Reggie Jackson once said, “'Articulate' is a word white people use to express their astonishment that black people can speak English.” (Note that this was about 25 years before the Biden-Obama thing. It’s true, I swear, even if The All-Seeing Eye of Google can’t back me up. This may have come from Maury Allen’s “Baseball’s 100,” a book that was my personal Bible when I was a kid. Willie Mays, #1, was my personal Jesus. I guess Napoleon Lajoie was my personal Seth, or something.)
Along those lines, it appears that “imaginative” is a word Westerners use to express their astonishment that Japanese authors are not bland, conformist salarymen whose only outlet for individualism is a creepy connoisseurship of schoolgirls’ underwear. This comes to mind because I’ve been reading a bit of Murakami recently, and every single back-cover-blurb follows an identical template: “East meets West in this imaginative romp joining American pop culture with Japanese spirituality. Careening from Bob Dylan to Gary Cooper to Zen koan, it’s as if contemporary Tokyo were placed in a blender and its intestines & pancreas were spattered all over the walls, creating a Japanese interpretation of Clifford Still etc. etc. etc.”

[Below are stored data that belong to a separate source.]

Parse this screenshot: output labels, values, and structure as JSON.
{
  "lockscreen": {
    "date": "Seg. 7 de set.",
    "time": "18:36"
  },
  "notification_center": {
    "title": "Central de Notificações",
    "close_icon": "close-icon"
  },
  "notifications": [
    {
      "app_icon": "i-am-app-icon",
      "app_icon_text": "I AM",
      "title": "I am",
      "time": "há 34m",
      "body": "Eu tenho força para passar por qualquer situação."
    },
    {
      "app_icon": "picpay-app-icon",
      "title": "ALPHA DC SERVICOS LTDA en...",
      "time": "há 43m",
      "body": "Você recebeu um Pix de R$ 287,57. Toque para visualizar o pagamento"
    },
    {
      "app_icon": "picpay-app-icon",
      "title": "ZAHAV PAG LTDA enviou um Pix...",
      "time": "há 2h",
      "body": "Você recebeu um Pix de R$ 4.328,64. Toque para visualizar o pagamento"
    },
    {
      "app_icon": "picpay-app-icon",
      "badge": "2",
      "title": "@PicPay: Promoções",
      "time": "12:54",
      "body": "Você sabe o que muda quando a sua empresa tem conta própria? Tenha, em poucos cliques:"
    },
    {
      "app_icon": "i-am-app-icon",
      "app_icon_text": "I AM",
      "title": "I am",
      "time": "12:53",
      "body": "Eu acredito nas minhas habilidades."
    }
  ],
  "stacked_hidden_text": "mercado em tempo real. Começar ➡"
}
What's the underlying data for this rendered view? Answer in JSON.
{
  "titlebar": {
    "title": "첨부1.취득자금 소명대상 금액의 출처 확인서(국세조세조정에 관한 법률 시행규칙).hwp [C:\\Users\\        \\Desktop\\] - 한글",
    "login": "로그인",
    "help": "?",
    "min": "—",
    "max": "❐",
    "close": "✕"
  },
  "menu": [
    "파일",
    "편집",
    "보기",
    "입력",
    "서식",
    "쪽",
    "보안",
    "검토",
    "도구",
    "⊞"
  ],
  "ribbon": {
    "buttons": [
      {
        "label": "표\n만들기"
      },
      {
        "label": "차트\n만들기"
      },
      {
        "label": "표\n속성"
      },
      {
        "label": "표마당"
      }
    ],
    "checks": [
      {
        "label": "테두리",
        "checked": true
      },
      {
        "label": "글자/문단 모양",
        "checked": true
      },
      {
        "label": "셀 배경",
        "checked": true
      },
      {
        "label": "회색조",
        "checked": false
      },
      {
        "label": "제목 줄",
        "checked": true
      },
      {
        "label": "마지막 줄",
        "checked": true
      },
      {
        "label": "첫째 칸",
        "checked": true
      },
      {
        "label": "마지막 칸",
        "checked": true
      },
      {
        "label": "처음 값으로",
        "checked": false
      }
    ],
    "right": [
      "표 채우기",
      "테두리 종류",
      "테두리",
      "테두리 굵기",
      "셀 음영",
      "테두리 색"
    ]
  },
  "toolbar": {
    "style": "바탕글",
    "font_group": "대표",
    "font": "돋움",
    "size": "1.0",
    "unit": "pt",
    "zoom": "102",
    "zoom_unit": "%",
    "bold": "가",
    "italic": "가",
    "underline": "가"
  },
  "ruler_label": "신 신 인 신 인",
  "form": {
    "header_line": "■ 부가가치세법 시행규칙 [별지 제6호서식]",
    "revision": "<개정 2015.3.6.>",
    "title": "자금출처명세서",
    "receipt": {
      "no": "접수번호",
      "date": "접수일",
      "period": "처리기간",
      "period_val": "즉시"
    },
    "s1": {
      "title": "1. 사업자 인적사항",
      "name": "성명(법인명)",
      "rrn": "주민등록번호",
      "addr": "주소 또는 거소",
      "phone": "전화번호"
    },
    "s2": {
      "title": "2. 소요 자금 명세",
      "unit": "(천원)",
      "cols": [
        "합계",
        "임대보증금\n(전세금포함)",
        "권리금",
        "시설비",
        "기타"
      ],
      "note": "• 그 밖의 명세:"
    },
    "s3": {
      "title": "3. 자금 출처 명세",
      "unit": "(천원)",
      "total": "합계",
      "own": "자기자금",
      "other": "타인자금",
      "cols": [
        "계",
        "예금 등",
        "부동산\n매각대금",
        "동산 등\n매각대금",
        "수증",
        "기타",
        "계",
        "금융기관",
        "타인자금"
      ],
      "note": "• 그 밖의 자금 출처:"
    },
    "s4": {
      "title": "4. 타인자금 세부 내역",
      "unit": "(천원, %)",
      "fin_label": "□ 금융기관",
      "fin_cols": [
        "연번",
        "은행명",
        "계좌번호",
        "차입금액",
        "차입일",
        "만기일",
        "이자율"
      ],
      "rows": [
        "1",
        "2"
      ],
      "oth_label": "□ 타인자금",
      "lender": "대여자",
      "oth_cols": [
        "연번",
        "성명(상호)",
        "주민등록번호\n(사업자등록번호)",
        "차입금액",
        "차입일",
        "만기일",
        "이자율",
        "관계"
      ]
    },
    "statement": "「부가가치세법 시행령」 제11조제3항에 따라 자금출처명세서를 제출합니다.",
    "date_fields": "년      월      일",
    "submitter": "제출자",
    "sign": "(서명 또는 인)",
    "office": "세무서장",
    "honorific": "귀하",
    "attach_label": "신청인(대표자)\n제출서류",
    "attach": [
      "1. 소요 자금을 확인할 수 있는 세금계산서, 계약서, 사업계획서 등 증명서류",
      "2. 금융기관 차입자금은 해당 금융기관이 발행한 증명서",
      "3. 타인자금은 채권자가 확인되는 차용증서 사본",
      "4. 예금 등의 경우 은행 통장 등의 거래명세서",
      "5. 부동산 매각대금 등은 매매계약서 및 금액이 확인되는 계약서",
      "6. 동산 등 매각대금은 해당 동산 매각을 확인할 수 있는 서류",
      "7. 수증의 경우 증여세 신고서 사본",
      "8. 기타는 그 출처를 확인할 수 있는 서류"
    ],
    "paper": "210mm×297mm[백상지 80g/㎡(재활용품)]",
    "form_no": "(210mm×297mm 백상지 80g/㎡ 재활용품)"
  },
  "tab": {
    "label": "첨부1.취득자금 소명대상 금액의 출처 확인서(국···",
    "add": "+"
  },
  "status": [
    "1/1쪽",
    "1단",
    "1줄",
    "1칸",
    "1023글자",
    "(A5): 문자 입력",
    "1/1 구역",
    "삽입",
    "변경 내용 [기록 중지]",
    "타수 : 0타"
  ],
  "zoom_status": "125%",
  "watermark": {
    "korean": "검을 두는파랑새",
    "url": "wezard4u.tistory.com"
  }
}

Well, OK, Murakami is imaginative. But I think we can all agree to ban “East Meets West” from ever appearing again, in any language (except ASL; come on, they’re deaf. Cut them some slack). East met West a long time ago; they became fairly well acquainted in the early 1900s, and despite a nasty spat during the early 1940s, they reconciled and began having casual sex during MacArthur’s occupation. East has a toothbrush & lots of clothes in West’s apartment. West has, like, a lot of its shit over at East’s place (it’s totally gonna want its Monks LP back in the event of a breakup; I’m just saying). Corn on Japanese pizza, made by Iranian immigrants = avocado in American sushi, made by Salvadoran immigrants. I’ve heard there are some feral Eurasian kids roaming free. Lock your doors.